Basting is “anointing” food that you are roasting with a liquid, usually the drippings off of the meat. It’s a relatively new cooking habit, not an old one: people just didn’t have ovens in which they could put roasting pans, which let the juices accumulate to be used for basting. Instead, they would have cooked meat on a spit over a fire, or boiled it so as not to lose any goodness of the meat into the fire.
Basting probably mostly came about because many people developed the habit, partly inspired by the Joy of Cooking, of roasting with water in the pan, and covering the meat with tin foil or the top of the roasting pan to keep the moisture in. Cooked like this, the meat, especially fowl, wouldn’t brown properly. The chicken and turkey skin would look white. Basting it with hot fat would help to brown it.
Basting does not help to keep the meat moister inside. The fat you baste a turkey with just runs right off, back into the pan.
That being said, it can be useful to baste in the last 15 minutes or so of cooking, especially with fowl, as it does make the skin more flavourful. If you are going to baste, take the roasting pan entirely out of the oven, and close the oven door to keep the heat in, do your basting, then replace in the oven. It’s also far safer this way, as there is no oven door to trip over.

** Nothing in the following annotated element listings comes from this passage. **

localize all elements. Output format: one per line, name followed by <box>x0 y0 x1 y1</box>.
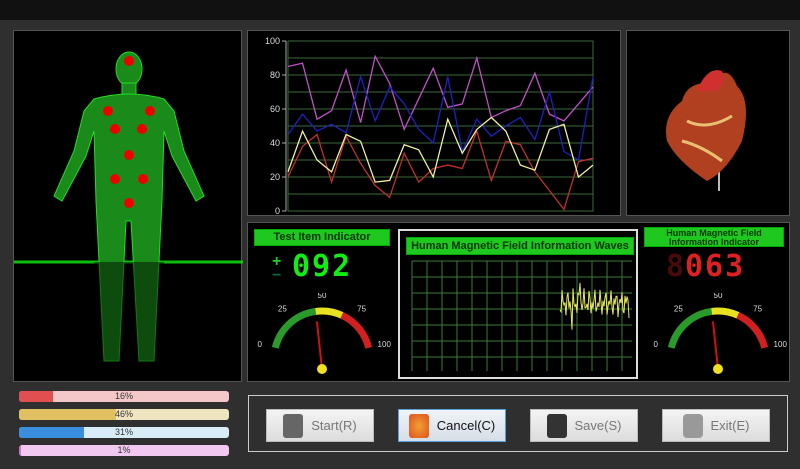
test-item-value: 092 <box>292 249 353 284</box>
progress-label: 46% <box>114 409 133 419</box>
y-tick-label: 60 <box>270 104 280 114</box>
cancel-label: Cancel(C) <box>436 418 496 433</box>
y-tick-label: 40 <box>270 138 280 148</box>
progress-bar: 46% <box>19 409 229 420</box>
thumbs-up-icon <box>283 413 304 438</box>
gauge-tick-label: 50 <box>714 293 723 300</box>
series-line-yellow <box>287 116 594 183</box>
test-item-indicator-title: Test Item Indicator <box>254 229 390 246</box>
start-button[interactable]: Start(R) <box>266 409 374 442</box>
power-icon <box>682 413 703 438</box>
action-button-panel: Start(R) Cancel(C) Save(S) Exit(E) <box>248 395 788 452</box>
progress-label: 31% <box>114 427 133 437</box>
gauge-needle <box>711 321 719 370</box>
y-tick-label: 80 <box>270 70 280 80</box>
magnetic-wave-display: Human Magnetic Field Information Waves <box>398 229 638 379</box>
progress-fill <box>19 409 116 420</box>
save-button[interactable]: Save(S) <box>530 409 638 442</box>
title-bar <box>0 0 800 20</box>
gauge-tick-label: 25 <box>278 305 287 314</box>
gauge-tick-label: 100 <box>378 340 392 349</box>
save-label: Save(S) <box>574 418 622 433</box>
trend-chart: 0 20 40 60 80 100 <box>247 30 621 216</box>
exit-button[interactable]: Exit(E) <box>662 409 770 442</box>
exit-label: Exit(E) <box>710 418 750 433</box>
field-value-background: 8 <box>666 249 687 284</box>
human-body-image <box>14 51 243 362</box>
gauge-pivot <box>713 364 723 374</box>
gauge-needle <box>315 321 323 370</box>
heart-panel <box>626 30 790 216</box>
progress-fill <box>19 427 85 438</box>
gauge-tick-label: 0 <box>654 340 659 349</box>
minus-sign: − <box>272 267 282 284</box>
progress-label: 16% <box>114 391 133 401</box>
field-indicator-value: 063 <box>685 249 746 284</box>
wave-signal <box>559 282 630 330</box>
gauge-tick-label: 75 <box>357 305 366 314</box>
field-gauge: 0 25 50 75 100 <box>654 293 788 374</box>
progress-bar: 31% <box>19 427 229 438</box>
y-tick-label: 20 <box>270 172 280 182</box>
start-label: Start(R) <box>311 418 357 433</box>
gauge-arc <box>315 307 344 319</box>
progress-bar: 16% <box>19 391 229 402</box>
cancel-button[interactable]: Cancel(C) <box>398 409 506 442</box>
gauge-arc <box>711 307 740 319</box>
body-scan-panel <box>13 30 243 382</box>
heart-image <box>666 70 746 191</box>
field-indicator-title: Human Magnetic Field Information Indicat… <box>644 227 784 247</box>
y-tick-label: 100 <box>265 36 280 46</box>
gauge-arc <box>340 312 373 349</box>
series-line-magenta <box>287 54 594 132</box>
indicator-panel: Test Item Indicator + − 092 0 25 50 75 100 H… <box>247 222 790 382</box>
refresh-icon <box>408 413 429 438</box>
gauge-tick-label: 100 <box>774 340 788 349</box>
progress-fill <box>19 445 22 456</box>
gauge-tick-label: 75 <box>753 305 762 314</box>
progress-bar: 1% <box>19 445 229 456</box>
gauge-arc <box>736 312 769 349</box>
gauge-arc <box>667 307 713 349</box>
field-indicator-title-line2: Information Indicator <box>669 237 759 247</box>
progress-label: 1% <box>117 445 131 455</box>
gauge-arc <box>271 307 317 349</box>
progress-fill <box>19 391 53 402</box>
gauge-tick-label: 0 <box>258 340 263 349</box>
y-tick-label: 0 <box>275 206 280 216</box>
gauge-pivot <box>317 364 327 374</box>
floppy-disk-icon <box>546 413 567 438</box>
gauge-tick-label: 50 <box>318 293 327 300</box>
gauge-tick-label: 25 <box>674 305 683 314</box>
test-item-gauge: 0 25 50 75 100 <box>258 293 392 374</box>
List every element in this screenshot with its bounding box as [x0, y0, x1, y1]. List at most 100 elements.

The purpose of basting is to add flavour. But flavour is enough justification on its own.
Don’t use a spoon to baste — you’ll be all day at it. And many brushes are flops. Either the bristles melt if they come into contact with the hot sides of the roasting pans, or they shed out into the pan so that people are picking them out of their food. If you are going to baste, get yourself a turkey baster. As far as basting goes, it’s the only way to fly.
A baster has got a zillion other uses in the kitchen, in making gravy, in extracting a bit of liquid or water when you are cooking something and feel that you’ve overdone it on the liquid.
Basting is also done in barbequing. This is where basting brushes work great. But whatever you do, don’t use the same brush that you used to put a sauce on raw meat that you do to baste meat in the process of being cooked. That will cause contamination of the cooked meat. You need to either get two brushes, or just smear the sauce onto the raw meat with your hands, saving the clean brush for use during cooking.
Again, basting during barbequing or grilling doesn’t really make the meat any moister, but it does get flavour into it, especially because in barbequing you lose the drippings from the meat, and some barbeque sauces are almost works of art as complicated as French sauces. Some people claim that basting during barbequing prevents over-browning, but most people discredit that.
The absolute best way to baste a piece of meat is to put it in the oven right side up. When roasting a joint of meat, such as pork, beef or lamb, that has a layer of fat on one side, cook it fat side up so that as the fat renders the meat will baste itself.
Unfortunately, using bacon strips (streaky or American-style) doesn’t really work with fowl, because then the skin doesn’t brown under them. But you can put bacon or sausage as part of the stuffing inside.